#DevHack: CORS for Cloudflare cached Azure Storage blobs

In the previous post, I told you why we moved to Cloudflare CDN to serve our Azure Storage files instead of Azure CDN. During the testing of Cloudflare, I found out that CORS headers were not present for the files. Usually, this is not needed if you only retrieve one file, but if you want to retrieve another file, for instance, a template from your site, these cross-origin resource sharing headers are required.

On the Azure CDN, I configured the CORS as an extra header to send with the response, but on Cloudflare, you cannot configure it easily on the portal. Luckily there are two ways to provide CORS headers via Cloudflare:

1. Create a Cloudflare worker that processes each request and adds the header. This approach requires some development and should only be used, in my opinion, if you do not have another choice.
2. On the Cloudflare support site, they state to set the CORS headers on the origin server. Using cross-origin resource sharing (CORS) with Cloudflare. This approach is pretty straightforward.

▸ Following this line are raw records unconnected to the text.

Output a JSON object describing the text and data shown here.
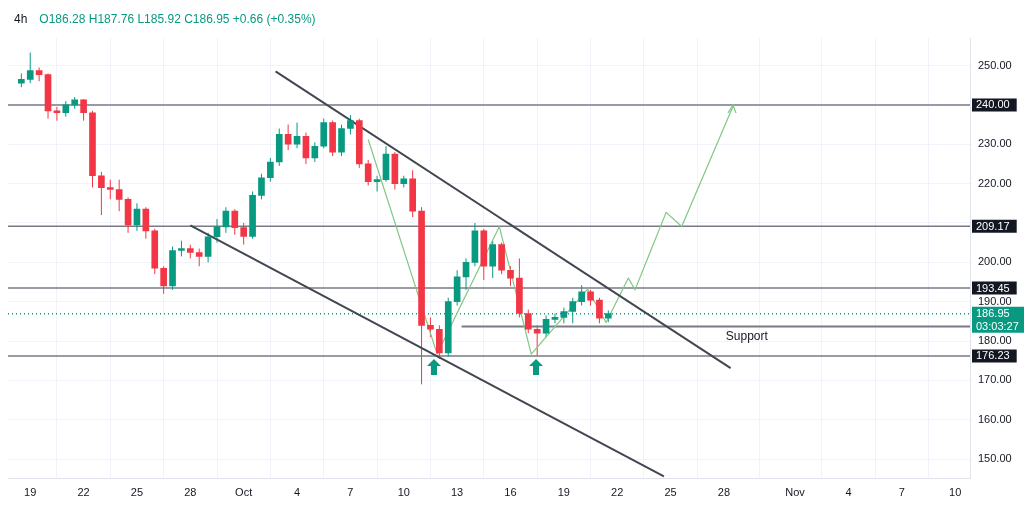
{
  "chart_data": {
    "type": "candlestick",
    "title": "4h",
    "annotations": [
      "O186.28 H187.76 L185.92 C186.95 +0.66 (+0.35%)"
    ],
    "x": [
      "--09-18T12:00",
      "--09-19T00:00",
      "--09-19T12:00",
      "--09-20T00:00",
      "--09-20T12:00",
      "--09-21T00:00",
      "--09-21T12:00",
      "--09-22T00:00",
      "--09-22T12:00",
      "--09-23T00:00",
      "--09-23T12:00",
      "--09-24T00:00",
      "--09-24T12:00",
      "--09-25T00:00",
      "--09-25T12:00",
      "--09-26T00:00",
      "--09-26T12:00",
      "--09-27T00:00",
      "--09-27T12:00",
      "--09-28T00:00",
      "--09-28T12:00",
      "--09-29T00:00",
      "--09-29T12:00",
      "--09-30T00:00",
      "--09-30T12:00",
      "--10-01T00:00",
      "--10-01T12:00",
      "--10-02T00:00",
      "--10-02T12:00",
      "--10-03T00:00",
      "--10-03T12:00",
      "--10-04T00:00",
      "--10-04T12:00",
      "--10-05T00:00",
      "--10-05T12:00",
      "--10-06T00:00",
      "--10-06T12:00",
      "--10-07T00:00",
      "--10-07T12:00",
      "--10-08T00:00",
      "--10-08T12:00",
      "--10-09T00:00",
      "--10-09T12:00",
      "--10-10T00:00",
      "--10-10T12:00",
      "--10-11T00:00",
      "--10-11T12:00",
      "--10-12T00:00",
      "--10-12T12:00",
      "--10-13T00:00",
      "--10-13T12:00",
      "--10-14T00:00",
      "--10-14T12:00",
      "--10-15T00:00",
      "--10-15T12:00",
      "--10-16T00:00",
      "--10-16T12:00",
      "--10-17T00:00",
      "--10-17T12:00",
      "--10-18T00:00",
      "--10-18T12:00",
      "--10-19T00:00",
      "--10-19T12:00",
      "--10-20T00:00",
      "--10-20T12:00",
      "--10-21T00:00",
      "--10-21T12:00"
    ],
    "ohlc": [
      [
        245.5,
        248,
        244.5,
        246.5
      ],
      [
        246.5,
        253.3,
        245.5,
        248.7
      ],
      [
        248.7,
        249.5,
        246,
        247.7
      ],
      [
        247.7,
        248,
        236.5,
        238.5
      ],
      [
        238.5,
        239.5,
        236,
        238
      ],
      [
        238,
        241,
        237,
        240
      ],
      [
        240,
        242,
        239,
        241.3
      ],
      [
        241.3,
        241.5,
        236,
        238
      ],
      [
        238,
        238.5,
        219,
        222
      ],
      [
        222,
        223,
        212,
        219
      ],
      [
        219,
        221,
        216,
        218.5
      ],
      [
        218.5,
        221,
        213,
        216
      ],
      [
        216,
        216.5,
        207.5,
        209.5
      ],
      [
        209.5,
        215,
        208,
        213.5
      ],
      [
        213.5,
        214,
        206,
        208
      ],
      [
        208,
        208.5,
        197,
        198.5
      ],
      [
        198.5,
        199,
        192,
        194
      ],
      [
        194,
        204,
        193,
        203
      ],
      [
        203,
        205.5,
        201.5,
        203.5
      ],
      [
        203.5,
        204.5,
        201,
        202.5
      ],
      [
        202.5,
        203.5,
        199,
        201.5
      ],
      [
        201.5,
        207.5,
        200,
        206.5
      ],
      [
        206.5,
        211,
        205,
        209
      ],
      [
        209,
        214,
        207.5,
        213
      ],
      [
        213,
        213.5,
        207,
        208.8
      ],
      [
        208.8,
        210,
        204.5,
        206.6
      ],
      [
        206.6,
        218,
        206,
        217
      ],
      [
        217,
        222.5,
        216,
        221.5
      ],
      [
        221.5,
        226.5,
        220.5,
        225.5
      ],
      [
        225.5,
        234,
        224.5,
        232.5
      ],
      [
        232.5,
        235,
        228.5,
        230
      ],
      [
        230,
        235.5,
        229,
        232
      ],
      [
        232,
        233,
        225,
        226.5
      ],
      [
        226.5,
        230.5,
        225.5,
        229.5
      ],
      [
        229.5,
        236.5,
        229,
        235.5
      ],
      [
        235.5,
        236,
        227,
        228
      ],
      [
        228,
        235,
        227,
        234
      ],
      [
        234,
        237.4,
        232.5,
        236
      ],
      [
        236,
        236.5,
        224,
        225
      ],
      [
        225,
        226,
        219.5,
        220.5
      ],
      [
        220.5,
        222,
        218,
        221
      ],
      [
        221,
        229.5,
        220.5,
        227.5
      ],
      [
        227.5,
        228,
        218.5,
        220
      ],
      [
        220,
        222,
        219,
        221.2
      ],
      [
        221.2,
        223.4,
        211.5,
        213
      ],
      [
        213,
        214,
        169,
        184
      ],
      [
        184,
        186,
        181,
        183
      ],
      [
        183,
        184,
        175.5,
        177
      ],
      [
        177,
        191,
        176,
        190
      ],
      [
        190,
        198,
        189,
        196.3
      ],
      [
        196.3,
        201,
        193,
        200
      ],
      [
        200,
        210,
        199,
        208
      ],
      [
        208,
        208.5,
        195.5,
        199
      ],
      [
        199,
        205.5,
        196,
        204.5
      ],
      [
        204.5,
        205,
        197,
        198
      ],
      [
        198,
        199,
        194,
        196
      ],
      [
        196,
        201,
        186,
        187
      ],
      [
        187,
        188,
        182,
        183
      ],
      [
        183,
        184,
        176.3,
        182
      ],
      [
        182,
        186.5,
        181,
        185.5
      ],
      [
        185.5,
        187,
        184.5,
        186
      ],
      [
        186,
        188.5,
        184.5,
        187.5
      ],
      [
        187.5,
        191,
        184.5,
        190
      ],
      [
        190,
        194.2,
        189,
        192.5
      ],
      [
        192.5,
        193,
        189,
        190.4
      ],
      [
        190.4,
        191,
        184.5,
        185.8
      ],
      [
        185.8,
        187.8,
        184.8,
        186.95
      ]
    ],
    "colors": [
      "#089981",
      "#089981",
      "#f23645",
      "#f23645",
      "#f23645",
      "#089981",
      "#089981",
      "#f23645",
      "#f23645",
      "#f23645",
      "#f23645",
      "#f23645",
      "#f23645",
      "#089981",
      "#f23645",
      "#f23645",
      "#f23645",
      "#089981",
      "#089981",
      "#f23645",
      "#f23645",
      "#089981",
      "#089981",
      "#089981",
      "#f23645",
      "#f23645",
      "#089981",
      "#089981",
      "#089981",
      "#089981",
      "#f23645",
      "#089981",
      "#f23645",
      "#089981",
      "#089981",
      "#f23645",
      "#089981",
      "#089981",
      "#f23645",
      "#f23645",
      "#089981",
      "#089981",
      "#f23645",
      "#089981",
      "#f23645",
      "#f23645",
      "#f23645",
      "#f23645",
      "#089981",
      "#089981",
      "#089981",
      "#089981",
      "#f23645",
      "#089981",
      "#f23645",
      "#f23645",
      "#f23645",
      "#f23645",
      "#f23645",
      "#089981",
      "#089981",
      "#089981",
      "#089981",
      "#089981",
      "#f23645",
      "#f23645",
      "#089981"
    ],
    "series": [
      {
        "type": "line",
        "color": "#434651",
        "x": [
          "--10-02T19:00",
          "--10-28T09:00"
        ],
        "values": [
          248.5,
          173.1
        ]
      },
      {
        "type": "line",
        "color": "#434651",
        "x": [
          "--09-28T00:00",
          "--10-24T15:00"
        ],
        "values": [
          209.4,
          145.6
        ]
      },
      {
        "type": "line",
        "color": "#81c784",
        "x": [
          "--10-08T00:00",
          "--10-11T21:00",
          "--10-15T09:00",
          "--10-17T04:00",
          "--10-20T08:00",
          "--10-21T09:00",
          "--10-22T15:00",
          "--10-23T00:00",
          "--10-24T18:00",
          "--10-25T15:00",
          "--10-28T13:00"
        ],
        "values": [
          231.2,
          176.7,
          209.1,
          176.7,
          193.2,
          184.7,
          196,
          193,
          212.7,
          209.1,
          240
        ]
      },
      {
        "type": "line",
        "name": "Support",
        "color": "#787b86",
        "x": [
          "--10-13T06:00",
          "--11-10T20:00"
        ],
        "values": [
          183.7,
          183.7
        ]
      }
    ],
    "ref_lines": [
      {
        "axis": "y",
        "value": 240,
        "label": "240.00",
        "color": "#787b86"
      },
      {
        "axis": "y",
        "value": 209.17,
        "label": "209.17",
        "color": "#787b86"
      },
      {
        "axis": "y",
        "value": 193.45,
        "label": "193.45",
        "color": "#787b86"
      },
      {
        "axis": "y",
        "value": 176.23,
        "label": "176.23",
        "color": "#787b86"
      },
      {
        "axis": "y",
        "value": 186.95,
        "label": "186.95\n03:03:27",
        "color": "#089981",
        "line_style": "dotted"
      }
    ],
    "xlim": [
      "--09-17T18:00",
      "--11-10T20:00"
    ],
    "xticks": [
      {
        "value": "--09-19",
        "label": "19"
      },
      {
        "value": "--09-22",
        "label": "22"
      },
      {
        "value": "--09-25",
        "label": "25"
      },
      {
        "value": "--09-28",
        "label": "28"
      },
      {
        "value": "--10-01",
        "label": "Oct"
      },
      {
        "value": "--10-04",
        "label": "4"
      },
      {
        "value": "--10-07",
        "label": "7"
      },
      {
        "value": "--10-10",
        "label": "10"
      },
      {
        "value": "--10-13",
        "label": "13"
      },
      {
        "value": "--10-16",
        "label": "16"
      },
      {
        "value": "--10-19",
        "label": "19"
      },
      {
        "value": "--10-22",
        "label": "22"
      },
      {
        "value": "--10-25",
        "label": "25"
      },
      {
        "value": "--10-28",
        "label": "28"
      },
      {
        "value": "--11-01",
        "label": "Nov"
      },
      {
        "value": "--11-04",
        "label": "4"
      },
      {
        "value": "--11-07",
        "label": "7"
      },
      {
        "value": "--11-10",
        "label": "10"
      }
    ],
    "ylim": [
      145,
      257
    ],
    "yticks": [
      {
        "value": 150,
        "label": "150.00"
      },
      {
        "value": 160,
        "label": "160.00"
      },
      {
        "value": 170,
        "label": "170.00"
      },
      {
        "value": 180,
        "label": "180.00"
      },
      {
        "value": 190,
        "label": "190.00"
      },
      {
        "value": 200,
        "label": "200.00"
      },
      {
        "value": 210,
        "label": null
      },
      {
        "value": 220,
        "label": "220.00"
      },
      {
        "value": 230,
        "label": "230.00"
      },
      {
        "value": 240,
        "label": null
      },
      {
        "value": 250,
        "label": "250.00"
      }
    ],
    "grid": true,
    "legend": false
  }
}
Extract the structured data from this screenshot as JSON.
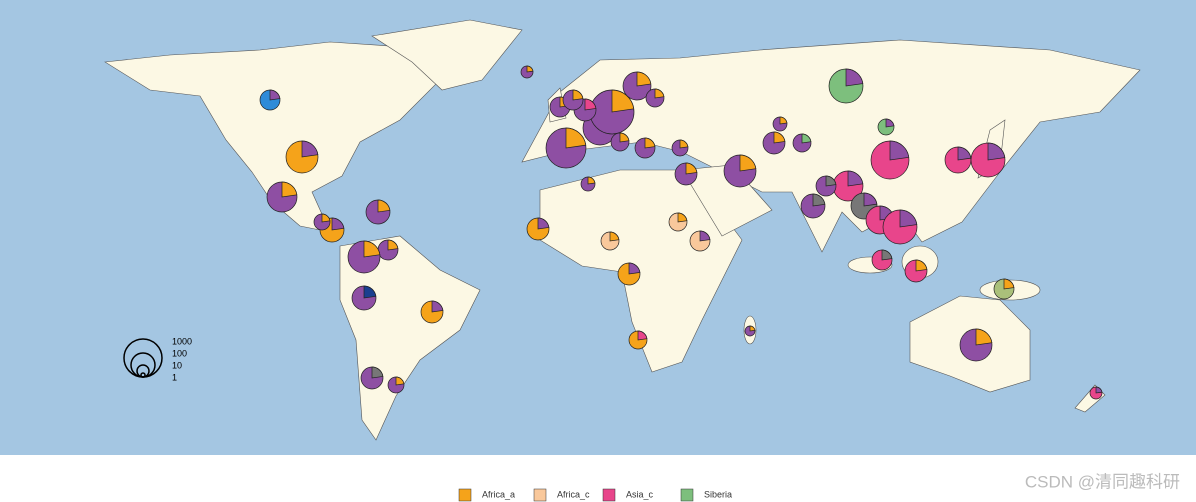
{
  "size_legend": {
    "labels": [
      "1000",
      "100",
      "10",
      "1"
    ]
  },
  "legend": {
    "items": [
      {
        "name": "Africa_a",
        "color": "#f5a31a"
      },
      {
        "name": "Africa_c",
        "color": "#f9c89b"
      },
      {
        "name": "Asia_c",
        "color": "#e8458b"
      },
      {
        "name": "Siberia",
        "color": "#7dbf7d"
      }
    ]
  },
  "watermark": "CSDN @清同趣科研"
}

Setting CORS headers on Azure Storage

All you need to do to set the CORS headers is to open your Azure Storage Account in the Azure Portal. On the Azure Storage account, you can search for CORS.

For each of the services, you can define the CORS setting individually. In my case, I am only interested in the blob service. You can define for which kind of actions you want to pass the CORS headers on this settings page.

Once you set your preferred settings, go back to Cloudflare and purge your cache to see an effect on all the files immediately.